La testa d'aquila bucava sghignazzante le nubi vaporose, calzando il
logoro berretto da aviatore e reggendo nel becco l'elica gialla e
rossa. Dietro il piccolo parabrezza il vecchio esploratore si godeva
il vento in faccia, coi lunghi baffi che svolazzavano all'impazzata.

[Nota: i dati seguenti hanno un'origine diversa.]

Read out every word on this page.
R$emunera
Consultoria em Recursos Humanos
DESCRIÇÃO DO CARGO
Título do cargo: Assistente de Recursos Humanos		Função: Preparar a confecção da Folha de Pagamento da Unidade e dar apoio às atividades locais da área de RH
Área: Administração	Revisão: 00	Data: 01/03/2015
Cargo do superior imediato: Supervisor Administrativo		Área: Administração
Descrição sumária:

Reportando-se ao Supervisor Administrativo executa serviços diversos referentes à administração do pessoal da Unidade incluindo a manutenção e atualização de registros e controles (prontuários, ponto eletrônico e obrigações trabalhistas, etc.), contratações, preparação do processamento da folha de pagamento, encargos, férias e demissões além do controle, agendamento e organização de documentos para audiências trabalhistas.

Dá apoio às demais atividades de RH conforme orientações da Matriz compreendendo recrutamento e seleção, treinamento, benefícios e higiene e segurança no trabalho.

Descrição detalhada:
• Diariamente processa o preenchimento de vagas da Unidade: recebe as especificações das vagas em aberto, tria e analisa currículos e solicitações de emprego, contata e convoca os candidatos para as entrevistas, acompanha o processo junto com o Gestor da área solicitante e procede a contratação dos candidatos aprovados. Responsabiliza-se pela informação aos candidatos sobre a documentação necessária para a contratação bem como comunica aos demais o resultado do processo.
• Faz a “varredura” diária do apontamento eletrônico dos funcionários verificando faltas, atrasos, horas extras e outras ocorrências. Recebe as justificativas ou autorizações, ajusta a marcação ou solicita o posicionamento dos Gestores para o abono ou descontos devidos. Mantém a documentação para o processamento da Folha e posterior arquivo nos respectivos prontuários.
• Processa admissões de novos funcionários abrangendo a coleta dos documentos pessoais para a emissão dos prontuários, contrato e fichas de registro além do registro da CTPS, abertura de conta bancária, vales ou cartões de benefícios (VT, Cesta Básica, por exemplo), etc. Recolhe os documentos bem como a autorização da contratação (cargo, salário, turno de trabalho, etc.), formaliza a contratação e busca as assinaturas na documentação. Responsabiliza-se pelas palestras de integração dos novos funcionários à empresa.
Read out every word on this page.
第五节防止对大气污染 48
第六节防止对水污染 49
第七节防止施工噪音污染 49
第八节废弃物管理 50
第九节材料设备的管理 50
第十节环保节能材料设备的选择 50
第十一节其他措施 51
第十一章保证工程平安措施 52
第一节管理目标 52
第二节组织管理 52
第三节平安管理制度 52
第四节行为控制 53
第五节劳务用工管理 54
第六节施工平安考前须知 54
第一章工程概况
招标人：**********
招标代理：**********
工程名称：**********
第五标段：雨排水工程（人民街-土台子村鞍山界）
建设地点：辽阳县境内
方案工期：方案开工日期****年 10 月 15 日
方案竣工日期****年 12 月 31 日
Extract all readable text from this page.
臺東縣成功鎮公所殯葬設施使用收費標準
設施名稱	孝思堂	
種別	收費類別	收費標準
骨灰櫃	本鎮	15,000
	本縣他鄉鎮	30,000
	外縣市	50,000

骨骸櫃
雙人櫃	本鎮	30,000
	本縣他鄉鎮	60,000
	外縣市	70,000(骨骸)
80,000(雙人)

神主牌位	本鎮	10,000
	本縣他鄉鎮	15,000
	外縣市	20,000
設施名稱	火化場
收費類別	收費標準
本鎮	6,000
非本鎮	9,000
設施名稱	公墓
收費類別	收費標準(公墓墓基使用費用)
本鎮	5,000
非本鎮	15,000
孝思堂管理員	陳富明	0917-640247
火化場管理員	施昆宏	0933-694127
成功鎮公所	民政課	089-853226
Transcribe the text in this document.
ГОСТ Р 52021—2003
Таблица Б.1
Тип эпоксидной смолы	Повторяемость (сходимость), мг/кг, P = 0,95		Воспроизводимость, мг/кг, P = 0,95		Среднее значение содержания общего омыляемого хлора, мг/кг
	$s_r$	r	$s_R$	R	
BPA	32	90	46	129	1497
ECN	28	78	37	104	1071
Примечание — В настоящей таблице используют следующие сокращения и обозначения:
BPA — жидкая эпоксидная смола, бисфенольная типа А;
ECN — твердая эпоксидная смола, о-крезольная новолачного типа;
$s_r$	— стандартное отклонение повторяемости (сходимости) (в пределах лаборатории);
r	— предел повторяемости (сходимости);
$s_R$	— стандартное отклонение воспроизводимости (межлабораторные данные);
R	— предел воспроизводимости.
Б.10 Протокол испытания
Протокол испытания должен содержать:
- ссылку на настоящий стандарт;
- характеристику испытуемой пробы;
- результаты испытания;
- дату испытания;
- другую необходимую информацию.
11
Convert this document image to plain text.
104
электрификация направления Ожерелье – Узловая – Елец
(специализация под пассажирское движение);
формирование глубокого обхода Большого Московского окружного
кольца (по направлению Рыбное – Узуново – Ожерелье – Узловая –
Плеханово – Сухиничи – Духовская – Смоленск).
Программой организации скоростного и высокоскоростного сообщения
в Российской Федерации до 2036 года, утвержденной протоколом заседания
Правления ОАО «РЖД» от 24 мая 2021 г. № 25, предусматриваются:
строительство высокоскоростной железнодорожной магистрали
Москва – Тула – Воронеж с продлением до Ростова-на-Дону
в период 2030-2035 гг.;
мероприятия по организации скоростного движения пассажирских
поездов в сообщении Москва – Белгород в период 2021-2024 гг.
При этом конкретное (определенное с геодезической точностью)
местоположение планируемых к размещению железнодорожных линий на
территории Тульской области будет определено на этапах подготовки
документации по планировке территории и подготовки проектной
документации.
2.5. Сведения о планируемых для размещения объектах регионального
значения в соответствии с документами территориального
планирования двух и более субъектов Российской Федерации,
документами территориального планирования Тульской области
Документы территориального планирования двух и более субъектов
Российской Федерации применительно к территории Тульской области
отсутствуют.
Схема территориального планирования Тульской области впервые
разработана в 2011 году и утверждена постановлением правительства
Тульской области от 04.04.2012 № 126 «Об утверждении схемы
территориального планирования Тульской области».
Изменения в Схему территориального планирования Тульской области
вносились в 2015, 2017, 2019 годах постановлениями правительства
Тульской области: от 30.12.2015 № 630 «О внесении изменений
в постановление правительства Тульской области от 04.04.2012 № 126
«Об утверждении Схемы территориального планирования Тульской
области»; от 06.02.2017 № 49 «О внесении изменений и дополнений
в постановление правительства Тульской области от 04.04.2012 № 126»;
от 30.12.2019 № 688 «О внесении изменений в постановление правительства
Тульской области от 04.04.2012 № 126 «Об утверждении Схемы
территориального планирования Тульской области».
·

Ripensava a quella storia e sognava di chiudere in bellezza la sua
carriera. Il cielo era terso e il biplano vibrava vigorosamente,
sobbalzando di tanto in tanto. Gliene aveva parlato un indigeno delle
isole Andamane, una notte durante la stagione secca, mentre
aspettavano che il varano si cuocesse sullo spiedo. Lì per lì non
ci aveva dato peso, finché non aveva sognato di camminare
all'indietro vestito come un re, con una cascata di gioielli che lo
andavano ricoprendo dai piedi in su.
Eccolo!
L'atollo si stagliava come una goccia grigia nell'oceano turchino.
Sembrava un otto
disteso orizzontalmente, macchiato qua e là di lussureggiante
vegetazione e cristallini specchi d'acqua. Lo
vide mentre planava e atterrò fortunosamente su una radura ad una
cinquantina di metri. Gli si avvicinò agitando lentamente le
braccia. Il bambino continuava a camminare in cerchio all'indietro,
senza prestargli la minima attenzione. Man mano che si avvicinava
notava i tatuaggi bianchi e farinosi sulla pelle d'ebano, gli occhi
scurissimi e profondi, i capelli ricci e crespi.
“Ciao”,
l'esploratore sorridendo gli posò una mano sulla spalla.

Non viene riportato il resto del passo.